Em casos graves , pode não ser possível considerar a idade gestacional do seu bebê ou a prontidão do seu colo do útero. Se não for possível esperar, o médico pode induzir o parto ou marcar uma cesariana imediatamente. Durante o parto, você pode receber sulfato de magnésio por via intravenosa para evitar convulsões.
Se você precisar de medicamentos para aliviar a dor após o parto, pergunte ao seu médico o que você deve tomar. AINEs, como ibuprofeno (Advil, Motrin IB, outros) e naproxeno sódico (Aleve), podem aumentar sua pressão arterial.
Após o parto, pode levar algum tempo até que a hipertensão e outros sintomas de pré-eclâmpsia desapareçam .
Enfrentamento e apoio
Descobrir que você tem uma complicação potencialmente séria na gravidez pode ser assustador. Se você for diagnosticado com pré-eclâmpsia no final da gravidez, pode se surpreender e ficar com medo de saber que será induzida imediatamente. Se você for diagnosticado no início da gravidez, poderá ter muitas semanas para se preocupar com a saúde do seu bebê.
Pode ser útil saber mais sobre sua condição. Além de conversar com seu médico, faça pesquisas. Certifique-se de entender quando ligar para o seu médico, como você deve monitorar seu bebê e sua condição, e então encontre outra coisa para ocupar seu tempo para que você não perca muito tempo se preocupando.
Preparando-se para sua consulta
A pré-eclâmpsia provavelmente será diagnosticada durante um exame pré-natal de rotina. Depois disso, você provavelmente terá consultas adicionais com seu obstetra.

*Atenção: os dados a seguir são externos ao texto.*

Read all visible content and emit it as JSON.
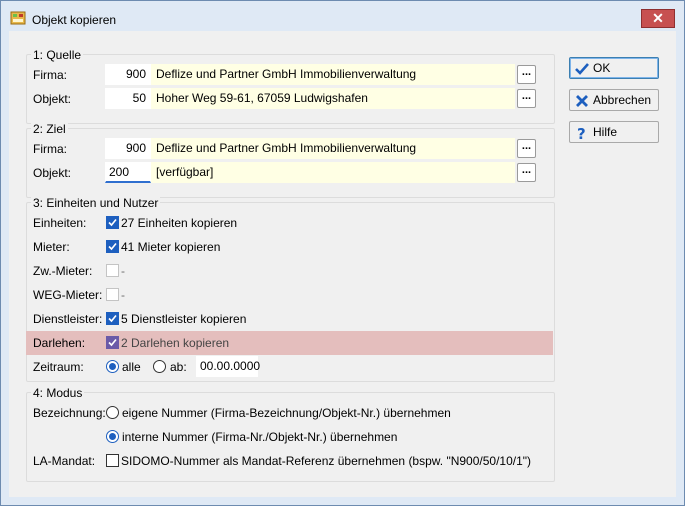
{
  "window": {
    "title": "Objekt kopieren",
    "close_glyph": "✕"
  },
  "quelle": {
    "group_title": "1: Quelle",
    "firma_label": "Firma:",
    "firma_num": "900",
    "firma_name": "Deflize und Partner GmbH Immobilienverwaltung",
    "objekt_label": "Objekt:",
    "objekt_num": "50",
    "objekt_name": "Hoher Weg 59-61, 67059 Ludwigshafen",
    "browse_label": "..."
  },
  "ziel": {
    "group_title": "2: Ziel",
    "firma_label": "Firma:",
    "firma_num": "900",
    "firma_name": "Deflize und Partner GmbH Immobilienverwaltung",
    "objekt_label": "Objekt:",
    "objekt_num": "200",
    "objekt_name": "[verfügbar]",
    "browse_label": "..."
  },
  "einheiten": {
    "group_title": "3: Einheiten und Nutzer",
    "rows": [
      {
        "label": "Einheiten:",
        "text": "27 Einheiten kopieren",
        "checked": true
      },
      {
        "label": "Mieter:",
        "text": "41 Mieter kopieren",
        "checked": true
      },
      {
        "label": "Zw.-Mieter:",
        "text": "-",
        "checked": false
      },
      {
        "label": "WEG-Mieter:",
        "text": "-",
        "checked": false
      },
      {
        "label": "Dienstleister:",
        "text": "5 Dienstleister kopieren",
        "checked": true
      },
      {
        "label": "Darlehen:",
        "text": "2 Darlehen kopieren",
        "checked": true
      }
    ],
    "zeitraum_label": "Zeitraum:",
    "alle_label": "alle",
    "ab_label": "ab:",
    "ab_date": "00.00.0000"
  },
  "modus": {
    "group_title": "4: Modus",
    "bezeichnung_label": "Bezeichnung:",
    "option1": "eigene Nummer (Firma-Bezeichnung/Objekt-Nr.) übernehmen",
    "option2": "interne Nummer (Firma-Nr./Objekt-Nr.) übernehmen",
    "lamandat_label": "LA-Mandat:",
    "lamandat_text": "SIDOMO-Nummer als Mandat-Referenz übernehmen (bspw. \"N900/50/10/1\")"
  },
  "buttons": {
    "ok": "OK",
    "abbrechen": "Abbrechen",
    "hilfe": "Hilfe"
  },
  "colors": {
    "accent": "#1d5fbf",
    "highlight_row": "#e4bebd",
    "field_yellow": "#ffffe4",
    "close_red": "#c75050"
  }
}
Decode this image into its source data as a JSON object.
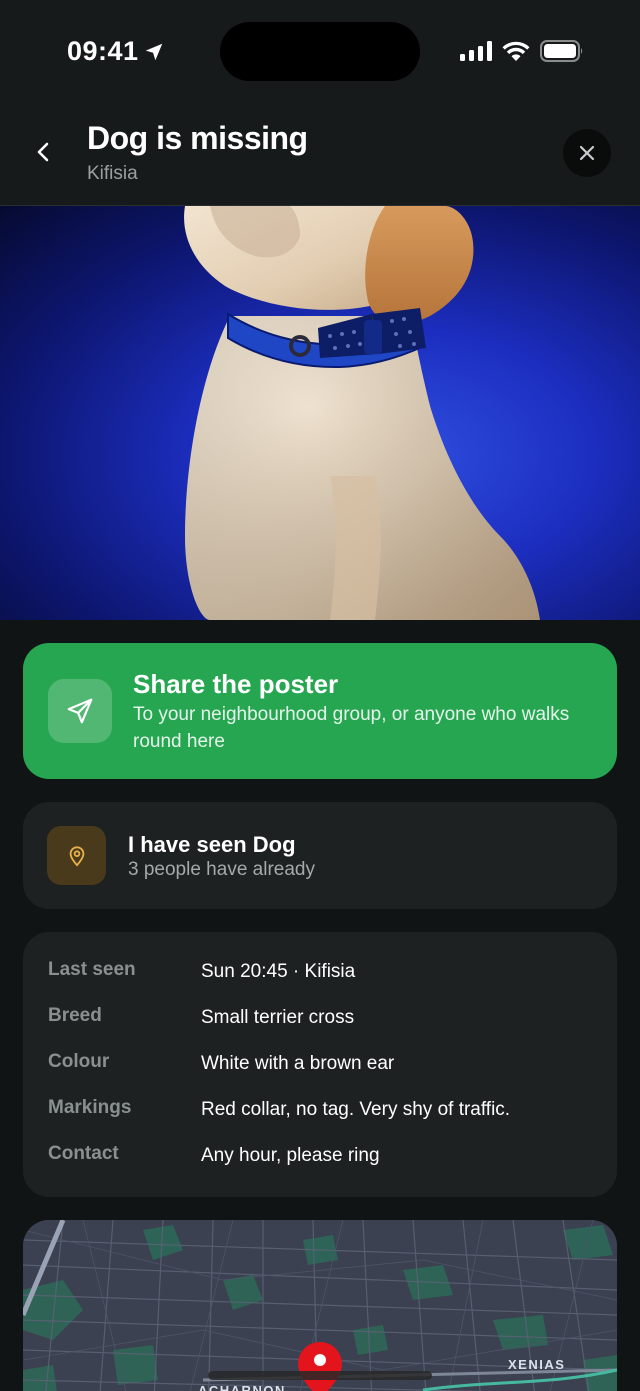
{
  "status_bar": {
    "time": "09:41"
  },
  "header": {
    "title": "Dog is missing",
    "subtitle": "Kifisia"
  },
  "share": {
    "title": "Share the poster",
    "subtitle": "To your neighbourhood group, or anyone who walks round here"
  },
  "seen": {
    "title": "I have seen Dog",
    "subtitle": "3 people have already"
  },
  "details": {
    "rows": [
      {
        "label": "Last seen",
        "value": "Sun 20:45 · Kifisia"
      },
      {
        "label": "Breed",
        "value": "Small terrier cross"
      },
      {
        "label": "Colour",
        "value": "White with a brown ear"
      },
      {
        "label": "Markings",
        "value": "Red collar, no tag. Very shy of traffic."
      },
      {
        "label": "Contact",
        "value": "Any hour, please ring"
      }
    ]
  },
  "map": {
    "labels": [
      "XENIAS",
      "ACHARNON"
    ]
  },
  "colors": {
    "share_green": "#27a651",
    "card_bg": "#1d2121",
    "page_bg": "#111414",
    "pin_red": "#e3141b",
    "seen_icon": "#e8b04a"
  },
  "icons": {
    "back": "chevron-left-icon",
    "close": "close-icon",
    "share": "paper-plane-icon",
    "seen": "map-pin-icon",
    "location": "location-arrow-icon"
  }
}
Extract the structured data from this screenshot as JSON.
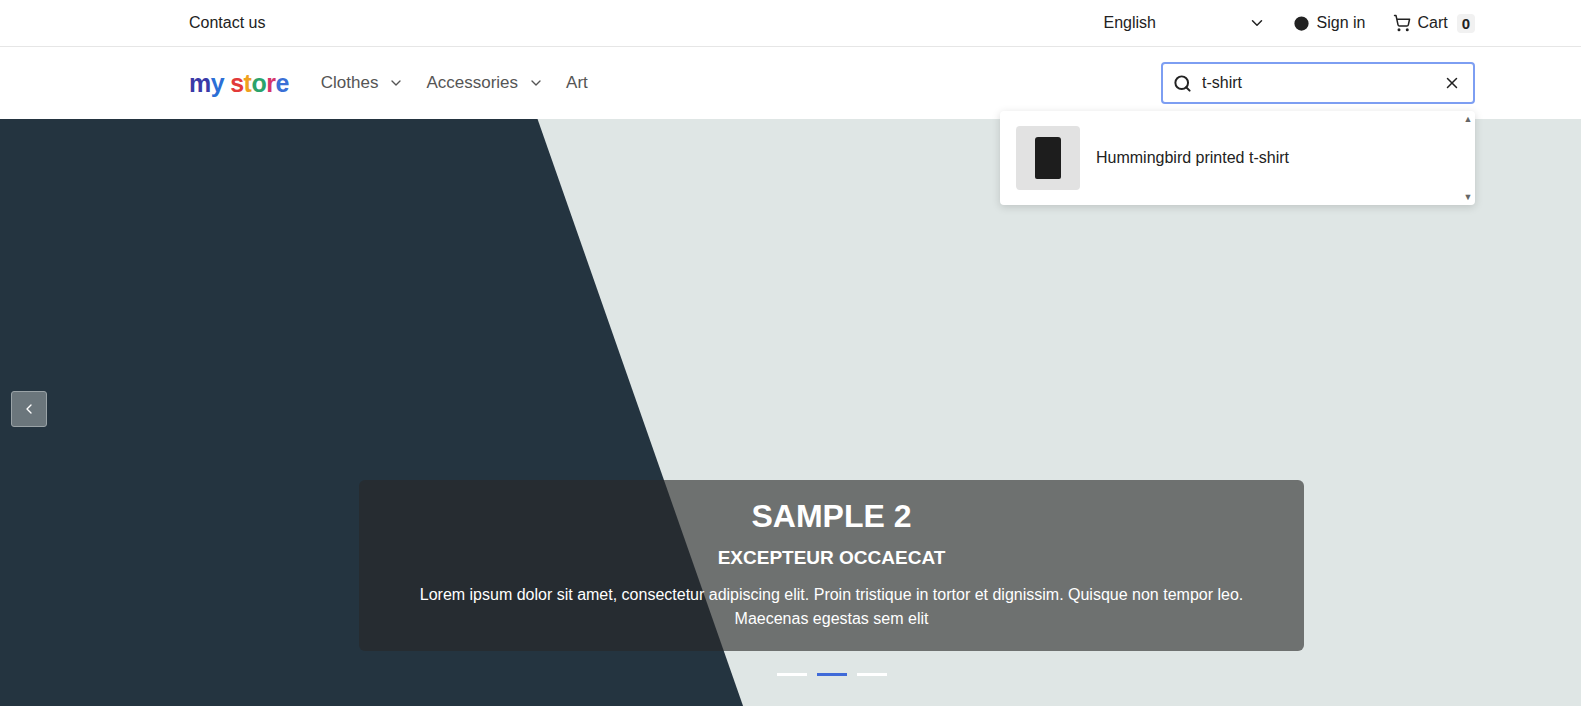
{
  "topbar": {
    "contact": "Contact us",
    "language": "English",
    "sign_in": "Sign in",
    "cart": {
      "label": "Cart",
      "count": "0"
    }
  },
  "header": {
    "logo": {
      "first": "my",
      "second": "store"
    },
    "nav": [
      {
        "label": "Clothes",
        "has_menu": true
      },
      {
        "label": "Accessories",
        "has_menu": true
      },
      {
        "label": "Art",
        "has_menu": false
      }
    ]
  },
  "search": {
    "value": "t-shirt",
    "results": [
      {
        "name": "Hummingbird printed t-shirt"
      }
    ]
  },
  "hero": {
    "title": "SAMPLE 2",
    "subtitle": "EXCEPTEUR OCCAECAT",
    "text": "Lorem ipsum dolor sit amet, consectetur adipiscing elit. Proin tristique in tortor et dignissim. Quisque non tempor leo. Maecenas egestas sem elit",
    "slides": [
      {
        "selected": false
      },
      {
        "selected": true
      },
      {
        "selected": false
      }
    ]
  }
}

Aqui estão algumas informações para ajudá-lo a se preparar para sua consulta e o que esperar de seu médico.
O que você pode fazer
Para se preparar para sua consulta:
- Anote todos os sintomas que está sentindo, mesmo se achar que são sintomas normais de gravidez.
- Faça uma lista de todos os medicamentos, vitaminas e suplementos que você está tomando.
- Leve um membro da família ou amigo, se possível, para ajudá-lo a se lembrar de todas as informações fornecidas durante sua consulta.
- Escreva perguntas para fazer ao seu médico, listando-as em ordem de importância caso o tempo acabe.
Para pré-eclâmpsia, algumas perguntas básicas para fazer ao seu médico incluem:
- A condição afetou meu bebê?
- É seguro continuar a gravidez?
- Quais são os sinais que preciso observar e quando devo ligar para você?
- Com que frequência você precisa me ver? Como você monitorará a saúde do meu bebê?
- Quais tratamentos estão disponíveis e quais você recomenda para mim?
- Tenho outros problemas de saúde. Qual é a melhor forma de gerenciar essas condições em conjunto?
- Preciso seguir alguma restrição de atividade?
- Vou precisar de uma cesariana?
- Você tem algum folheto ou outro material impresso que eu possa ter? Quais sites você recomenda?
Além das perguntas que você preparou, não hesite em fazer as perguntas que ocorrerem durante sua consulta.
O que esperar do seu médico
As perguntas que o seu médico pode fazer incluem:
- Esta é a sua primeira gravidez ou a primeira gravidez do pai deste bebê?
- Você teve algum sintoma incomum recentemente, como visão turva ou dores de cabeça?
- Você já sentiu dor na parte superior do abdômen que não parecesse relacionada aos movimentos do bebê?
- Você já teve pressão alta no passado?
- Você teve pré-eclâmpsia em alguma gravidez anterior?
- Você teve complicações durante uma gravidez anterior?
- Que outras condições de saúde você está lidando?